Inflation fuelled “super aggressive” rises in hotel rates this summer and rate increases are likely to continue next year.
That is according to the partnerships director of a leading hospitality group who told an Institute of Travel Management Trending Summit in London last week: “We’re under financial pressures, airlines are under financial pressures, corporates are under financial pressures. But we’re going with a rate-led strategy next year. Prices are going to continue to go up.”
They described hotel pricing as “super aggressive” this year: “In the third quarter, we were 30% up on rates [on 2019] and that continued into the fourth quarter.”
Dan Beauchamp, American Express Global Business Travel head of global business consulting in Europe, told the summit: “Hotels have increased salaries 10%, 15%, even 20% and we’re seeing that feed through in rates.”
The global travel director at a multinational technology company agreed: “Accommodation rates are going up and it’s really challenging.”
The global head of travel at a major bank warned: “Travel costs are rising and we’ve seen a leap in the cost of managing travel. There won’t be so many trips because of cost.”
Beauchamp added: “No one can calculate the return on investment on a trip yet. [But] you can look at the correlation between density of travel and revenue.”

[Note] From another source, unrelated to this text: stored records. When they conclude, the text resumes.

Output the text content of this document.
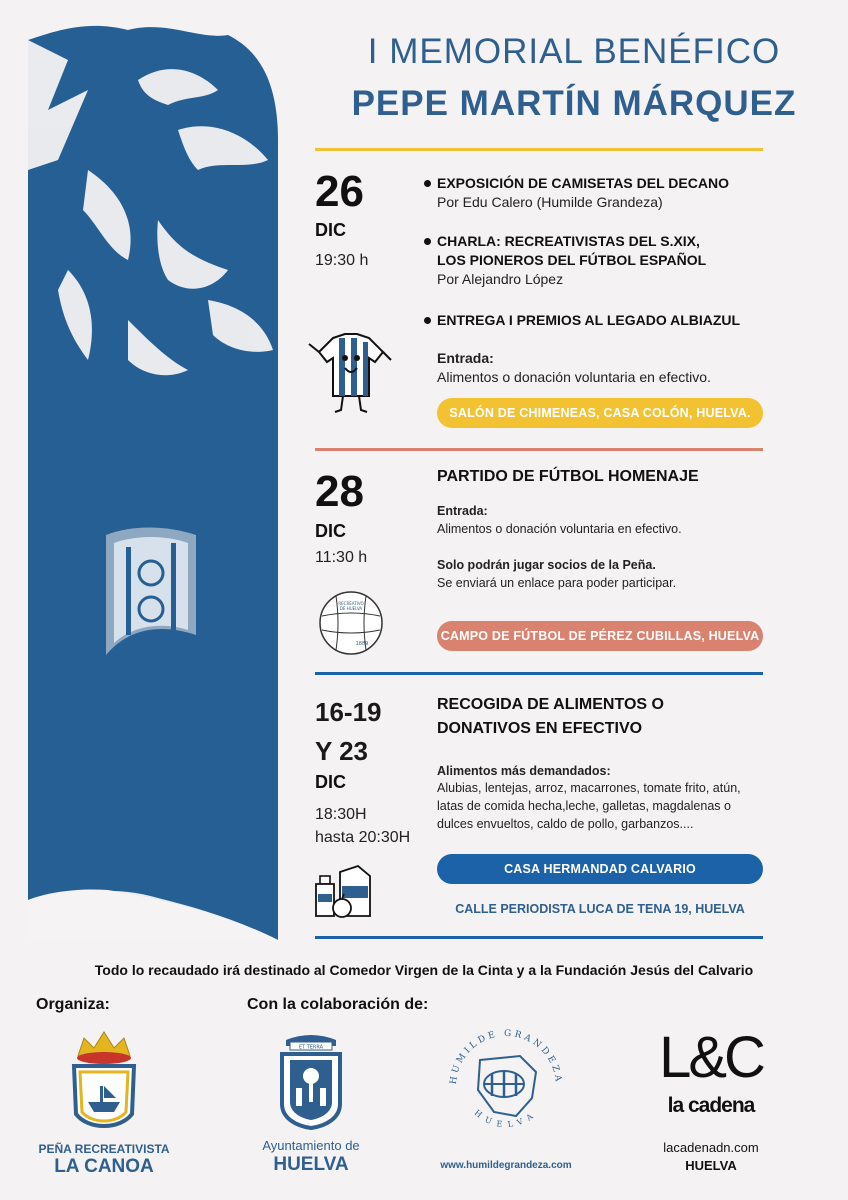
I MEMORIAL BENÉFICO
PEPE MARTÍN MÁRQUEZ
26
DIC
19:30 h
EXPOSICIÓN DE CAMISETAS DEL DECANO
Por Edu Calero (Humilde Grandeza)
CHARLA: RECREATIVISTAS DEL S.XIX,
LOS PIONEROS DEL FÚTBOL ESPAÑOL
Por Alejandro López
ENTREGA I PREMIOS AL LEGADO ALBIAZUL
Entrada:
Alimentos o donación voluntaria en efectivo.
SALÓN DE CHIMENEAS, CASA COLÓN, HUELVA.
28
DIC
11:30 h
PARTIDO DE FÚTBOL HOMENAJE
Entrada:
Alimentos o donación voluntaria en efectivo.
Solo podrán jugar socios de la Peña.
Se enviará un enlace para poder participar.
RECREATIVO
DE HUELVA
1889
CAMPO DE FÚTBOL DE PÉREZ CUBILLAS, HUELVA
16-19
Y 23
DIC
18:30H
hasta 20:30H
RECOGIDA DE ALIMENTOS O
DONATIVOS EN EFECTIVO
Alimentos más demandados:
Alubias, lentejas, arroz, macarrones, tomate frito, atún,
latas de comida hecha,leche, galletas, magdalenas o
dulces envueltos, caldo de pollo, garbanzos....
CASA HERMANDAD CALVARIO
CALLE PERIODISTA LUCA DE TENA 19, HUELVA
Todo lo recaudado irá destinado al Comedor Virgen de la Cinta y a la Fundación Jesús del Calvario
Organiza:	Con la colaboración de:
PEÑA RECREATIVISTA
LA CANOA
ET TERRA
Ayuntamiento de
HUELVA
HUMILDE GRANDEZA
HUELVA
www.humildegrandeza.com
L&C
la cadena
lacadenadn.com
HUELVA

He forecast increased scrutiny “around why you are travelling”, saying: “We believe there will be less volume of travel. We’re already starting to see that. Travel is particularly impacted by inflation.”
James Marchant, head of business development at easyJet, argued: “What we need is cost stability.”
He noted: “People love dynamic pricing when rates come down but not when they go up.
“The most important thing is to book in advance to save money.
You can save 13% on easyJet if you book a week in advance and 26% if you book two weeks in advance.”
● Corporate travel managers and buyers at the summit spoke on condition of anonymity.